"My God!" muttered the queen. "It must be Elizabeth whom they mistake for me! My place is with them. Is a child of Maria Theresa to play the cur? Why am I skulking here?"
"Madame! They will tear you in pieces!" implored Gabrielle, clinging to her skirts.
"So be it," returned the queen proudly, and drawing herself up to her imperial height, she opened the door with steady hand and went forth with her two children. Unrecognized, she penetrated as far as the council chamber where a group of Grenadiers hastily surrounded and pushed her into the embrasure of a window which they barricaded with a table. For the present, to attempt to reach the king was hopeless. The palace was flooded with a ragged rout, who, in intervals of yelling pocketed such portable property as was handy. They were covered with dirt and blood, and, for the most part, wore the red cap recently introduced by Collot d'Herbois as the orthodox symbol of the free.
Meanwhile a messenger had rushed to the Assembly to announce the danger of the palace, and a number of deputies hastened thither with all speed, to slay the wreckers and prevent a tragedy. The mob, drunk with too potent a dose of liberty, had committed a deplorable outrage, and were on the threshold of a great crime without definite purpose. Exhorted to sobriety, upbraided for excesses which stained the holy cause in the face of Europe, the rabblement sulkily withdrew, gnashing their teeth and snarling with gestures of menace, as they filed past the queen; and she watched them go in gloomy silence, with a heart that welled with horror and eyes that swam in tears.
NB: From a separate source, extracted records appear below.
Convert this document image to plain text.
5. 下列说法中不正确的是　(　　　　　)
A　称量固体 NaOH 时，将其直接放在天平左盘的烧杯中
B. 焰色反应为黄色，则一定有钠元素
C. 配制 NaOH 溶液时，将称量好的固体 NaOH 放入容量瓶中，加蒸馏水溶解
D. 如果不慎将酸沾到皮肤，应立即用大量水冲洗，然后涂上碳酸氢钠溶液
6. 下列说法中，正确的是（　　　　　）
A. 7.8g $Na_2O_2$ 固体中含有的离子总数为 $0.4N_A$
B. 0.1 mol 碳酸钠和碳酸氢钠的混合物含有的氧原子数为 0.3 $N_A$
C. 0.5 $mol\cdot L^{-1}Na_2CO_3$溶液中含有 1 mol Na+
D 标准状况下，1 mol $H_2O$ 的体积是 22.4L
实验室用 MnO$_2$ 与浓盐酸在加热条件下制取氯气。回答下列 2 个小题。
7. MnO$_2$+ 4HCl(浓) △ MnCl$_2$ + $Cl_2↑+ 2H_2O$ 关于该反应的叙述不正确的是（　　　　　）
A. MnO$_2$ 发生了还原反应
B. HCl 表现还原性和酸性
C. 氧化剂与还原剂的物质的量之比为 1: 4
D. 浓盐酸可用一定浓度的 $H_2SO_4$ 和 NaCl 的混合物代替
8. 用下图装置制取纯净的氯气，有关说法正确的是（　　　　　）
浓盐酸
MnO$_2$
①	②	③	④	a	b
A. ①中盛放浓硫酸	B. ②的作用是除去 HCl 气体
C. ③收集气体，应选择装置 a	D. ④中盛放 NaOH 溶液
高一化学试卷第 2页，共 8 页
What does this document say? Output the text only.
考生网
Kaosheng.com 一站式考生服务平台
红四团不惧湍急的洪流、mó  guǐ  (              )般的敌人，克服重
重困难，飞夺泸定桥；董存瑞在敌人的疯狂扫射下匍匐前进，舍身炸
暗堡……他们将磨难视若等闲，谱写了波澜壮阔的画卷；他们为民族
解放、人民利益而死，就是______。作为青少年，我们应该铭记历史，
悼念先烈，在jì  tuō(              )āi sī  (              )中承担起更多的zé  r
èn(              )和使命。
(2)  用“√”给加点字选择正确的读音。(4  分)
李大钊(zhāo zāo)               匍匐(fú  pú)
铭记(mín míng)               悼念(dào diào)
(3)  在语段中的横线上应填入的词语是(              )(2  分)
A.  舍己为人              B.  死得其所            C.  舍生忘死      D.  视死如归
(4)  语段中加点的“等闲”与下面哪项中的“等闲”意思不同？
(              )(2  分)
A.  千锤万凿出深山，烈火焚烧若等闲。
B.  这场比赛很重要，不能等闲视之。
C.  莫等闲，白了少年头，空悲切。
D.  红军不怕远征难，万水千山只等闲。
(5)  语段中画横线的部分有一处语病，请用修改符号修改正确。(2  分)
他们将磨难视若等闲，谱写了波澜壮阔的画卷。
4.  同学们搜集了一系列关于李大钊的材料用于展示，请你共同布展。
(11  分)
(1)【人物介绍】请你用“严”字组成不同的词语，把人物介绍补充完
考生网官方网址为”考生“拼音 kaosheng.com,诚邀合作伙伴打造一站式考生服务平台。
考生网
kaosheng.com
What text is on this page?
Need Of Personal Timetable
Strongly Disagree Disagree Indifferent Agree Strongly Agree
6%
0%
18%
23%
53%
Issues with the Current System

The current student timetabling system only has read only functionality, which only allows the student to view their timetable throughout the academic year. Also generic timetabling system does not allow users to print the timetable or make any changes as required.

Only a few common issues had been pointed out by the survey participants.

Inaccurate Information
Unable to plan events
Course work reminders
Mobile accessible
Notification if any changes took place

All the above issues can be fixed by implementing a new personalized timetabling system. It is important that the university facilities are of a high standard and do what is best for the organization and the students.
For the moment peril was averted, the palace safe; but who might tell when the unreasoning flood, lashed by the agitators into foam, would, in caprice, flow back and drown its inmates? General indignation prevailed among all grades of the better classes. Though to the new way of thinking kings and queens might be objects of dislike, yet, so long as they existed, it was not fair that at any moment their privacy should be invaded by the unwashed, their furniture broken, their children terrified. The Assembly was ashamed. The partisans of the court were unwise enough to bluster. Rumours were abroad that, in consequence of the outrage, the royal servants were to be armed; that the Swiss Guard would be ordered to fire upon the first sans-culotte who ventured within shot. So far was this from the truth that his majesty had determined to dismiss from about his person those untrustworthy friends, who, without possessing the power to save, had so often compromised him. The queen, too, was firmly resolved that she would not have upon her head the blood of those who were not directly in her service. Gently, but without wavering, she bade adieu, amongst others, to the Marquise de Gange, who begged hard for permission to remain.
"No," said Marie Antoinette, gloomily, "you have duties of your own from which I must no longer keep you. Heaven bless you, my dear friend. To such calumnies as may reach your ears you will give no credence, but will pray for an unhappy woman who has not deserved her fate. Give me your thoughts and prayers, for we shall meet no more on earth."
Her forebodings were but too soon realized. Only seven weeks later the Palace of the Tuileries was stormed, and the devoted guards massacred under circumstances of peculiar atrocity. Soon afterwards the royal family were removed to the Temple, whence, in the course of a long drawn martyrdom, the unfortunate queen was transferred to a squalid hole in the Conciergerie on her rough road to the scaffold and release.
CHAPTER XVII.
[GABRIELLE HAS AN IDEA.]
Loth as she was to leave her benefactress in so critical a plight, there was no denying that the Marquise de Gange was an incumbrance in the royal dwelling; yet another helpless female for the men to protect; and that there were duties with regard to others, that demanded the attention of the heiress.